I have included two versions. The first, and more traditional type uses sour cream. The second is lower fat, and is also safe for an MAOI diet.
Guna Involved
Guna - tamas
For two people:
  • 1/2 lb meat, such as pork chops, lamb chops, beef round steak, boneless chicken breasts, or chicken thighs
  • 1 small onion, chopped
  • 2-3 tomatoes, or equivalent amount canned, such as 8 oz tomato sauce
  • 4 oz sliced mushrooms
  • 8 oz fresh or frozen green beans
  • 2-3 tbs paprika
  • 1/2 tsp black pepper
  • 1 tsp margaram
  • 1 tsp prepared horseradish
  • 1/4 cup flour
  • Traditional Option:
    • 1/2 cup sour cream
  • Low-fat Option:
    • 1/2 cup lowfat milk
    • 3 tbs white vinegar
  • Water as needed

  • Chop all vegetables.
  • Fry meat in heavy skillet over medium high heat.

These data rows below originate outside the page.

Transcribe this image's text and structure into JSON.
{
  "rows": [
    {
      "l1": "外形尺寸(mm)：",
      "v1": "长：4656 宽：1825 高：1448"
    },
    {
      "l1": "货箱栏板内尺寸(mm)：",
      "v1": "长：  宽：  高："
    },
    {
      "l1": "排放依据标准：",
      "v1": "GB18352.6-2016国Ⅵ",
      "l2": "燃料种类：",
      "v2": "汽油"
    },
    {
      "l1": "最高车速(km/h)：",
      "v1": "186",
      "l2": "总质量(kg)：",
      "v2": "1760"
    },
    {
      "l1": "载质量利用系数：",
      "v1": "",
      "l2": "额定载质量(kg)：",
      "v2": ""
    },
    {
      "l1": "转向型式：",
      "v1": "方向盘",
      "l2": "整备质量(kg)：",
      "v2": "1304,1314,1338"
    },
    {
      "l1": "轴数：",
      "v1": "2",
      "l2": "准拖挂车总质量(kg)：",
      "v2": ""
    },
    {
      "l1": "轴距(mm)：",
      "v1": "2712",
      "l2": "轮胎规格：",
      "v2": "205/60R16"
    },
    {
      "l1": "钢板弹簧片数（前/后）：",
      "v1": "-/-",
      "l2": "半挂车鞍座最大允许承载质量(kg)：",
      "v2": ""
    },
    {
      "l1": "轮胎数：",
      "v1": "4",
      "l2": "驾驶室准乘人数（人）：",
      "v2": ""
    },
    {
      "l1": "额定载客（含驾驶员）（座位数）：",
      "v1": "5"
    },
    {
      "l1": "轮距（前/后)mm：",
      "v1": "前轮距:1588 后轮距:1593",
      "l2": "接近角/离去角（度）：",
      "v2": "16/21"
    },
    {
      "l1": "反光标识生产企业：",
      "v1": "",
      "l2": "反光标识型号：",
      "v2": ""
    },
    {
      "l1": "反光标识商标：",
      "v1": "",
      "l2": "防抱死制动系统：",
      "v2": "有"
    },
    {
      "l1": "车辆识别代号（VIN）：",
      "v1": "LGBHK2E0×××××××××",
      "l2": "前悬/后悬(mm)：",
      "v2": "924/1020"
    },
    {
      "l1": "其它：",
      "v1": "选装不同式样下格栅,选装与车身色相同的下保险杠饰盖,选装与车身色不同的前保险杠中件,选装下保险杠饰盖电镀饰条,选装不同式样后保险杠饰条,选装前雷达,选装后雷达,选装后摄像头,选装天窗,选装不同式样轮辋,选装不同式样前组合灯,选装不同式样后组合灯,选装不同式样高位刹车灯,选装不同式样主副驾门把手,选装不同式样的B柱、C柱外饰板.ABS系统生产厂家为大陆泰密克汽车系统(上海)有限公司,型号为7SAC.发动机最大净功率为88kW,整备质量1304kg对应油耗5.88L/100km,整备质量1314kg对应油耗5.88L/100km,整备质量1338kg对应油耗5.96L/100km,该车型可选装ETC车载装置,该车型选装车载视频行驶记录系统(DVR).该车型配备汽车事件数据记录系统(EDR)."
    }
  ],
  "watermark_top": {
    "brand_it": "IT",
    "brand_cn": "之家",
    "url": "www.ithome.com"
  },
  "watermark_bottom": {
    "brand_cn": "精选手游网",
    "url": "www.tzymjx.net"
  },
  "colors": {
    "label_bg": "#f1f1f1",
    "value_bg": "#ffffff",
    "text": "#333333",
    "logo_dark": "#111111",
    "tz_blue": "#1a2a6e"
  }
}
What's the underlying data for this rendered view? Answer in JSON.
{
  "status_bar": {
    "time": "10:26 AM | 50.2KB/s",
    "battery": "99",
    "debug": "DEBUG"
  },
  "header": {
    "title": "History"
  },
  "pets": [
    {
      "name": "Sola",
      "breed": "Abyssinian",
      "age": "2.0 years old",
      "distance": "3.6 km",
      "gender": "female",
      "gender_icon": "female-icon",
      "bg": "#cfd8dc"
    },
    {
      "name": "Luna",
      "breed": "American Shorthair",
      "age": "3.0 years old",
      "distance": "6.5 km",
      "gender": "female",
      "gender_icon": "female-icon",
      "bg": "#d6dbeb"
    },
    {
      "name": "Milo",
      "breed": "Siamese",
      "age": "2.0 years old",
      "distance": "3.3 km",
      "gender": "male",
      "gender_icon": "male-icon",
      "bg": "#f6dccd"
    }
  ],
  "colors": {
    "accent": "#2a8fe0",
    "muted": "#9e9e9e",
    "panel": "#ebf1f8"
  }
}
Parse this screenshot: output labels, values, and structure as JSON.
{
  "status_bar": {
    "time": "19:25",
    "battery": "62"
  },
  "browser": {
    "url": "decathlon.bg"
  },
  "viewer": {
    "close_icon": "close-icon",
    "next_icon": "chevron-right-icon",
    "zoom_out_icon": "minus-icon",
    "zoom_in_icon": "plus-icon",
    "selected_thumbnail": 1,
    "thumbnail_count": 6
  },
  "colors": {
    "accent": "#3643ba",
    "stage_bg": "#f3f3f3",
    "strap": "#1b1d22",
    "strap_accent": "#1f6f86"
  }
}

  • Add chopped onions after meat has started frying. Fry until meat and onions are golden brown.
  • Turn heat to low. Add enough water to stop frying. Add tomatoes, mushrooms, and seasonings.
  • Simmer for 1 hour, stirring occasionally.
  • For traditional option:
    • Stir enough water into flour to make a smooth paste.
    • Slowly stir into meat and liquid in pan.
    • Simmer for 5 minutes, stirring constantly.
    • Remove from heat and stir in sour cream.
  • For low-fat option:
    • Combine milk and flour into smooth paste.
    • Slowly stir into meat and liquid in pan.
    • Very slowly, add vinegar.
    • Simmer SLOWLY for 5 minutes, stirring constantly.
  • Serve hot over potatoes, noodles, or spetzel.